My above comments weren't in any way intended maliciously toward Robert, and I sincerely apologize if they might be taken that way, but I felt that I was only stating a fact --- that being that those of us who have been around here for awhile and/or who have tried many email services have seen many small services , started apparently as hobbies (or, if you prefer, "personal projects"), some announced as "Beta" and some not, come along and eventually stop functioning or just "disappear."

And I certainly said nothing meant to suggest or imply anything legally "questionable" was involved, so I don't see that any questions about "legal notice" are involved. I merely stated what appear to me to be the facts, and again, with nothing malicious or "personal" intended toward Robert, to whom I sincerely wish the best in any future endeavors, similar or otherwise. I was more then glad to be a part of his project while it lasted and feel no ill will whatsoever toward him and am sorry that, for whatever reason(s), he found it necessary to abandon it.

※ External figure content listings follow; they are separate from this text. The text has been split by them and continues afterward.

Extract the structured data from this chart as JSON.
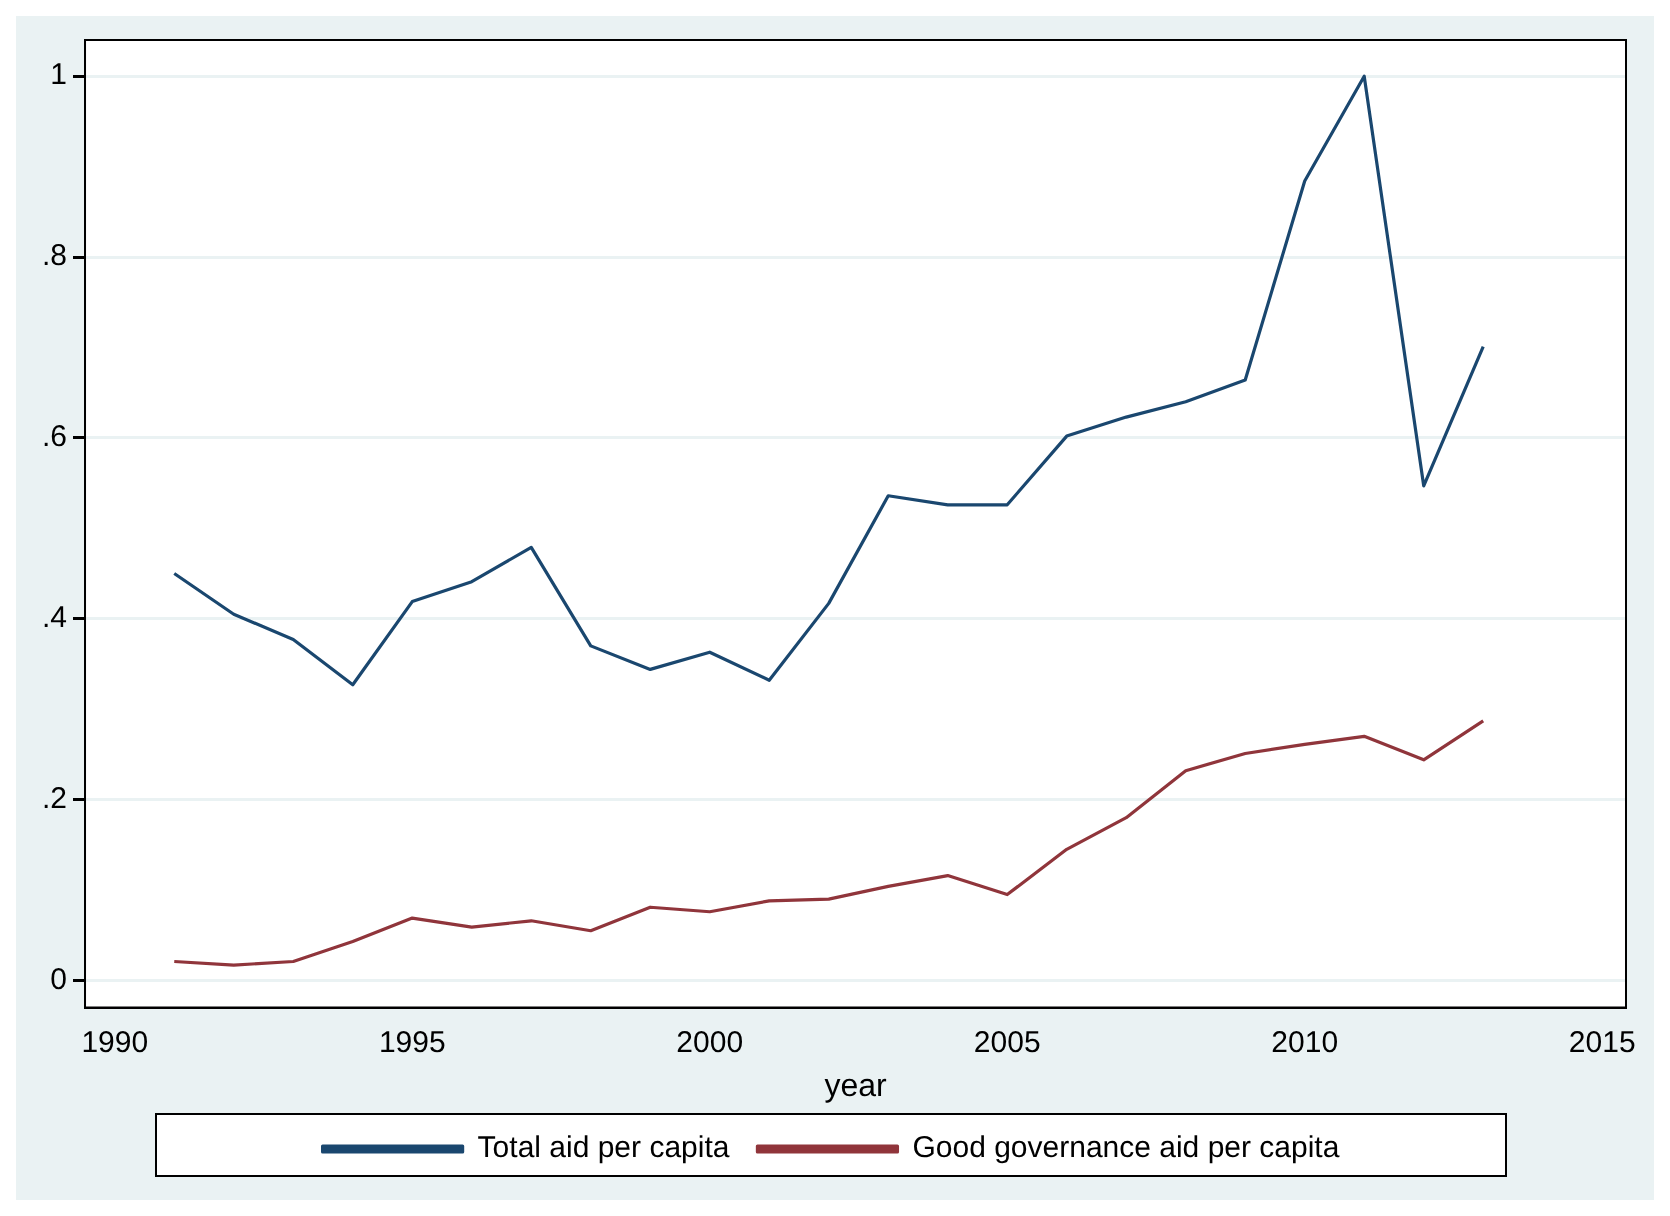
{
  "chart_data": {
    "type": "line",
    "xlabel": "year",
    "x": [
      1991,
      1992,
      1993,
      1994,
      1995,
      1996,
      1997,
      1998,
      1999,
      2000,
      2001,
      2002,
      2003,
      2004,
      2005,
      2006,
      2007,
      2008,
      2009,
      2010,
      2011,
      2012,
      2013
    ],
    "series": [
      {
        "name": "Total aid per capita",
        "color": "#1a476f",
        "values": [
          0.45,
          0.405,
          0.377,
          0.327,
          0.419,
          0.441,
          0.479,
          0.37,
          0.344,
          0.363,
          0.332,
          0.417,
          0.536,
          0.526,
          0.526,
          0.602,
          0.623,
          0.64,
          0.664,
          0.884,
          1.0,
          0.547,
          0.701
        ]
      },
      {
        "name": "Good governance aid per capita",
        "color": "#90353b",
        "values": [
          0.021,
          0.017,
          0.021,
          0.043,
          0.069,
          0.059,
          0.066,
          0.055,
          0.081,
          0.076,
          0.088,
          0.09,
          0.104,
          0.116,
          0.095,
          0.145,
          0.18,
          0.232,
          0.251,
          0.261,
          0.27,
          0.244,
          0.287
        ]
      }
    ],
    "xlim": [
      1989.5,
      2015.4
    ],
    "xticks": [
      1990,
      1995,
      2000,
      2005,
      2010,
      2015
    ],
    "ylim": [
      -0.03,
      1.04
    ],
    "yticks": [
      {
        "value": 0,
        "label": "0"
      },
      {
        "value": 0.2,
        "label": ".2"
      },
      {
        "value": 0.4,
        "label": ".4"
      },
      {
        "value": 0.6,
        "label": ".6"
      },
      {
        "value": 0.8,
        "label": ".8"
      },
      {
        "value": 1,
        "label": "1"
      }
    ],
    "grid": "y",
    "legend": "bottom",
    "marker": "none",
    "line_style": "solid"
  }
}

However, Robert himself only seemed to have a sort of sporadic interest, as far as was apparent here anyway, whch may have been through no fault of his own, if he may simply not had enough time or other resources to devote to it. But near as I can recall he nearly always got active constructive (or at least "constructively intended") feedback whenever he posted any kind of updates or other information, questions, etc. here. So I'm not sure on what you base you statement about there being "so little interest." In fact, it appeared to me that there was quite a bit of interest expressed here, perhaps expecially considering his early mention of only wanting/needing a relatively small number of beta testers. But as Olfrygt said, we can't beta test a non-operational service.